Ганс сделал легкое движение в своем углу. Мюрат повернул голову в его сторону, посмотрел на него и, поддаваясь какому-то внезапному побуждению, спросил:
— Знаешь ли ты, крошка, человека, о котором полковник только что говорил мне?
— Это — папа! — отвечал ребенок с оттенком гордости и нежности в голосе.
— Ты уверен?
— Ну, конечно. У него надеты серые чулки, а вот и его трубка…
Мюрат, смеясь, положил свою руку на голову ребенка.
— Видите, господа! Наш беглец известен. Не занимайтесь больше им: это приказ императора!.. Мы отправляемся завтра рано утром. Прикажите звонить пробуждение в четыре часа. Дорога назначена драгунам в Оберкирх через Аппенфейер, а для гусар, имеющих лучших лошадей, в Ахерн, где они обождут меня. Спокойной ночи!
Только что успели уйти офицеры, как в дверях показалась Берта и остановилась, пораженная зрелищем.
Мюрат стоял перед столом, водя пальцем по разложенному плану, как будто изучая глазами дорогу, по которой ему придется следовать. В двух шагах от него маленький мальчик забавлялся совершенно по-домашнему, вынимая тихонько из ножен стальное лезвие шпаги.
— Что ты делаешь здесь? — сказала она.
Краска покрыла ее щеки при звуке своего собственного голоса, прежде чем генерал и ребенок одним движением повернулись в ее сторону.

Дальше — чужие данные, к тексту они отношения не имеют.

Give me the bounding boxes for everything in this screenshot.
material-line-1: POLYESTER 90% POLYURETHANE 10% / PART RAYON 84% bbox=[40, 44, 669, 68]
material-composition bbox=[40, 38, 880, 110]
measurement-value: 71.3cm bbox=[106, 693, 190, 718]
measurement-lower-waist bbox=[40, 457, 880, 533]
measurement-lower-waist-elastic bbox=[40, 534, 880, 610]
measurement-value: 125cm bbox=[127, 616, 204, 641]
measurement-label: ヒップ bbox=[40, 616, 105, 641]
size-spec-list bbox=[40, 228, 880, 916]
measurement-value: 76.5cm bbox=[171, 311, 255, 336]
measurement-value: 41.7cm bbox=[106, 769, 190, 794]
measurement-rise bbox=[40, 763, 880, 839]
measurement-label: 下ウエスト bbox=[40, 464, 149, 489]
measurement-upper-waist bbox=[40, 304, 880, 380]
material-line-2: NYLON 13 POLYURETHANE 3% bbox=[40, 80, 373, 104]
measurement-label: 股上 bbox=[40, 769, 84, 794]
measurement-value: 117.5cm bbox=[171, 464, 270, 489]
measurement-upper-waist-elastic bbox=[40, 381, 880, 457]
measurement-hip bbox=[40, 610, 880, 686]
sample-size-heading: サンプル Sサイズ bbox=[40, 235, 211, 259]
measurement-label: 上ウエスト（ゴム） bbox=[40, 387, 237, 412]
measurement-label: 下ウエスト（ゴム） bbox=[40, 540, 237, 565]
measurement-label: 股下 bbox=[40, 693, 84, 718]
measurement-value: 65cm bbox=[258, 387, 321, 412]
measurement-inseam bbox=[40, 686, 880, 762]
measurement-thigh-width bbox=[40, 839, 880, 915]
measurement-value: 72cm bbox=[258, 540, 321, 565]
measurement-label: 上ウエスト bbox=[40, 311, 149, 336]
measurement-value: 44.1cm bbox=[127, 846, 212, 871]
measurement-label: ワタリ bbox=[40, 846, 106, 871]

Она хотела извиниться за свою нескромность материнским чувством и сделала жест, чтобы подозвать и увести своего сына.
— Наконец — это вы?..
Этим криком радостно приветствовал ее появление Мюрат. Она сконфузилась и осталась прикованной на одном месте.
Ганс подвинулся к стене и сел в старое кресло Родека, которое представило ему возможность отдалиться. Мюрат с протянутой рукой бросился к молодой женщине. Последняя не могла помешать себе, чтобы застенчиво не дотронуться до нее кончиками своих пальцев.
— Не браните, сударыня, этого милого мальчика! Я сказал ему, чтобы он остался здесь… Это я его задержал. Не угадываете ли вы, почему мне доставляло удовольствие слушать его?
Берта не знала, что отвечать. По правде сказать, чувство, которое она испытывала при виде Мюрата, не походило на чувство благодарности, так как ее женская гордость была безупречна. Тем более это не была привязанность, ибо она едва знала этого блестящего офицера, этого грозного принца, смотревшего на нее такими пылкими и веселыми глазами. Но тогда это, значит, была все-таки небольшая симпатия, потому что он уже второй раз высказал к ней любезность и доброту.
Она кончила тем, что сказала, вся дрожа, как в лихорадке:
— Пора этому ребенку вас покинуть, сударь. В этот час я должна его уложить спать. Вы сами, без сомнения, нуждаетесь в покое!..
— Мой истинный покой, — перебил ее Мюрат, — это видеть вас! Если бы вы знали, какое вознаграждение после тяжелого дня найти подобную хозяйку квартиры!..
— О, пожалуйста…
— Да, да! Я знаю, что я уже вам успел не понравиться грубостью, с которой я говорил в первый раз. Но вы скоро поняли, — не правда ли? — что не умеешь взвешивать слова, когда выражаешь истинное чувство. Надо простить грубость воину, как я, когда он хочет сказать, что у него на сердце.